We treated transformant solution with 2% L-arabinose solution for 4 hours to induce R-body expression. Then we used 1 mol/L acetic acid solution to induce R-body from coiling to unwrapping, within which Escherichia coli can be lysed. We set the following induction conditions, and measured OD 600 of E.coli solution before and after induction under each condition.

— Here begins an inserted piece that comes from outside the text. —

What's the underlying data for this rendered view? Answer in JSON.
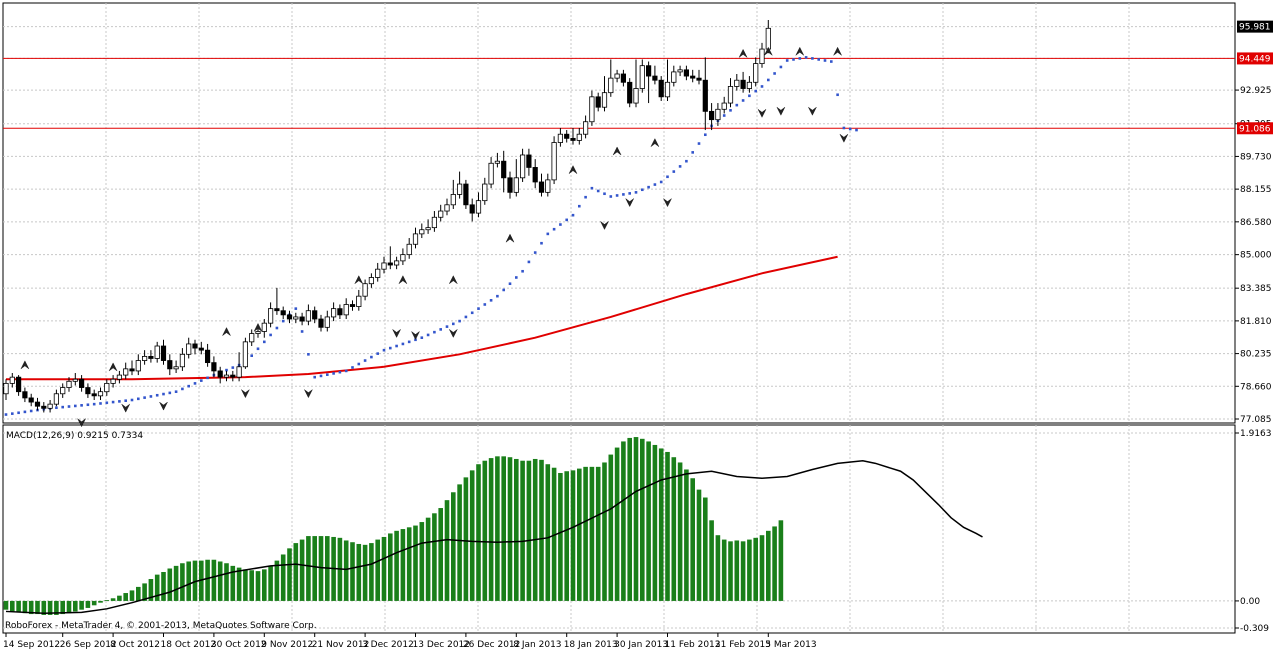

We compared Escherichia coli in LB liquid media that had induced R-body production with those that had not. The following bar graph shows the decrease in OD 600 of liquid media before and after acid treatment (Fig. 7). After L-arabinose treatment, R-body were produced in E.coli, which lysed a large number of E.coli after acid induction. In groups with L-arabinose treatment, OD 600 changed significantly, especially in groups RB1++ and RB2++. When E.coli were not treated with L-arabinose, R-body was absent in vivo, within which acid treatment had almost no effect on OD 600. In groups without L-arabinose treatment, only a small amount of E.coli died, which was due to acidic environment. It can be indicated that we successfully induced R-body production and E.coli lysis, using L-arabinose and acetic acid, respectively.
References
[1] Pond FR, Gibson I, Lalucat J, et al. R-body-producing Bacteria.[J]. Microbiol Rev, 1989, 53(1): 25-67.
[2] Matsuoka JI, Ishizuna F, Kurumisawa K, et al. Stringent Expression Control of Pathogenic R-body Production in Legume Symbiontazorhizobium Caulinodans[J]. Mbio, 2017, 8(4): 0-17.
[3] Heruth DP, Pond FR, Dilts JA, et al. Characterization of Genetic Determinants for R Body Synthesis and Assembly in Caedibacter Taeniospiralis 47 and 116.[J]. Journal of Bacteriology, 1994, 176(12): 3559-3567.